Dear readers, you may be glad to know that I've begun a new appointment at the London School of Economics after completing my PhD from the University of Birmingham. (Hence the sporadic posting the last few days.) I foreshadowed this eventuality when I wrote about visiting London for a job interview [1, 2]. As someone who's written in some detail about Southeast Asia, you shouldn't be surprised that I will be working on matters concerning ASEAN economic integration. As the Asia watchers among you know, ASEAN is scheduled to establish a single market by 2015. Long regarded as a "talk shop," it's an exciting time for a once-dormant grouping in economic terms.
ASEAN economic integration also attracts attention for the political-economic heterogeneity of the countries involved in the process. Whereas European Community countries generally share a history of democratic institutions and Christianity, Caribbean Community (CARICOM) ones British or French colonial histories, and Gulf Cooperation Council (GCC) ones an Arabic lineage, the same cannot be said for ASEAN. You have Asia's only predominantly Catholic country (the Philippines), Islamic ones (Malaysia, Indonesia, and Brunei), and the other, mostly Buddhist countries. We have military juntas (Myanmar), Communist republics (Vietnam and Laos), fledgling democracies, and monarchies. All this mixed together with states at various stages of development--Singapore leads the pack and rivals Western countries in most indicators--and you have a very interesting project of gelling all these disparate interests.
I of course do not envision ASEAN integration being a mini-EU. That's out of the question given the political contingencies of the association's core principle of "non-intervention in the internal affairs" of other countries. Hillary Clinton suggesting that Myanmar be booted out of ASEAN is certainly viewed as a Yankee intrusion and I think it's she who's more likely to be booted out of Southeast Asia than anyone else. Moreover, a regional currency is certainly not in the cards until ASEAN+3 (including China, Japan, and South Korea) come into the mix. Certainly, there is much research fodder here in goods and services trade as well as investment. One of the things which certainly merits study is how the proliferation of bilateral trade deals in the region hasn't resulted in any substantial increase in the share of intraregional trade. Given the slowdown of traditional export markets in the West, this is no small beer.
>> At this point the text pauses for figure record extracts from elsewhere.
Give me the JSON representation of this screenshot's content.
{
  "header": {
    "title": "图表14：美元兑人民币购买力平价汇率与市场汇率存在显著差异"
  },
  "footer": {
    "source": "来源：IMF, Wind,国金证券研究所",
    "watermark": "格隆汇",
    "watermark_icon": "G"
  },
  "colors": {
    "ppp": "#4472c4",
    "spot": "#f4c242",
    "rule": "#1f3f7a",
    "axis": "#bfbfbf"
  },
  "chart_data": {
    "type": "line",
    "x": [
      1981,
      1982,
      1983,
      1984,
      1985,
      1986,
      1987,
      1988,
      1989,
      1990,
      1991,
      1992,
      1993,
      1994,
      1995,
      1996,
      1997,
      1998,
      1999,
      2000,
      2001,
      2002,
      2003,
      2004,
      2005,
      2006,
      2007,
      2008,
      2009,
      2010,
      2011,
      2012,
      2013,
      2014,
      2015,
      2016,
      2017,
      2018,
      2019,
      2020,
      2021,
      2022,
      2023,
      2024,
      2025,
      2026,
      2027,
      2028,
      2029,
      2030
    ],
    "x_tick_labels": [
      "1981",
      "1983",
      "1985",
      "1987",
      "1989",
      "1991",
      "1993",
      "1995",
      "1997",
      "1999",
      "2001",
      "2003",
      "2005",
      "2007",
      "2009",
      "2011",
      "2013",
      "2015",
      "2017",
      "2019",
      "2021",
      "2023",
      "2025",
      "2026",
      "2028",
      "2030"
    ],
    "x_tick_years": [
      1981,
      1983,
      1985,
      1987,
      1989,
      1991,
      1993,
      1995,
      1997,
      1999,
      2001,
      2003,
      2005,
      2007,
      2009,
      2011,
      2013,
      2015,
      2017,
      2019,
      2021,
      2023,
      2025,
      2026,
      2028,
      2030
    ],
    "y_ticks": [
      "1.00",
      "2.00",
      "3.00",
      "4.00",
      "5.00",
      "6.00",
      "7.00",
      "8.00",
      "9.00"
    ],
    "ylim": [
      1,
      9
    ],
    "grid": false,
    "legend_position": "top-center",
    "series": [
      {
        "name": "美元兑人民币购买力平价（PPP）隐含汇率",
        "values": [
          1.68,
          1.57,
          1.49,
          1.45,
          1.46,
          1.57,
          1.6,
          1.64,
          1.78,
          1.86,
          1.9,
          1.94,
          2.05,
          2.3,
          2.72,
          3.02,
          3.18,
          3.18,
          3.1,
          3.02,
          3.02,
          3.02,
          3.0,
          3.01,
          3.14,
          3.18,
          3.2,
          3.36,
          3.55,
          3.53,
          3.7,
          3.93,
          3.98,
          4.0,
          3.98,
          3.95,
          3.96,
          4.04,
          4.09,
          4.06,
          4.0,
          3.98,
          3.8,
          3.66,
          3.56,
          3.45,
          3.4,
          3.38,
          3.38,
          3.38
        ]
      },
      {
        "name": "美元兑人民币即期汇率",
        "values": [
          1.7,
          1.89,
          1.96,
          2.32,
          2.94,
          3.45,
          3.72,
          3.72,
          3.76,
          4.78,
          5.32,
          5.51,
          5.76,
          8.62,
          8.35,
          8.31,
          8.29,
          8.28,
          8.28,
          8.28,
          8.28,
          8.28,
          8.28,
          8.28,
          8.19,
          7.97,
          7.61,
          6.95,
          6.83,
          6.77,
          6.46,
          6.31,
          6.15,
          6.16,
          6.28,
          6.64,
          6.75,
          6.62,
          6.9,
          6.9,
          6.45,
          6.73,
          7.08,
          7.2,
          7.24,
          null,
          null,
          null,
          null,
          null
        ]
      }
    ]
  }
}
Otherwise, I'm still adjusting to my new surroundings. The LSE itself needs no introduction from me. Wikipedia introduces it as the finest institution for studying the social sciences, and it regularly tops the league tables for these disciplines. They say that politics is showbiz for ugly people; perhaps academics is showbiz for brainy people (or those who would like to see themselves as such). Either way, there is no bigger stage than London--the world's capital IMHO despite all the subprime hullabaloo--and the LSE. I just hope that I can leverage my new appointment for greater things in the future.
Once more, I am something of the odd person out in my new post as most of the folks at LSE IDEAS are International Relations people while I am an IPE guy, obviously. At Birmingham, I was, despite my protestations, usually regarded as the token "neoliberal" guy among those into Marxist and neo-Gramscian theory who could debate endlessly about what really happened at the umpteenth Workingmans' International. Seriously, though, it's always good to be among those who do not share your worldview who can open you up to different perspectives. Oftentimes in academia, I've found that those who think most like you are not usually those must willing to help you out.
Before I end, a word of caution: I've found blogging to a be an absolute waste of time in finding a job in academia. This despite the IPE Zone getting decent attention for a blog in a disciple few are admittedly aware of. Either I've written something that's rubbed someone the wrong way--I don't follow simple categorizations--or blogging still doesn't carry much weight in academic circles. Who knows; it may be both. Nevertheless, I will continue to write at the IPE Zone to try and bring the discipline to a wider audience, my warped perspectives and all. I don't really understand my motivation sometimes as it neither earns me money or gets me work. However, the show must go on, albeit from fancier digs!
Regardless of what happens, my best to everyone and thank you for your continued patronage after all these years.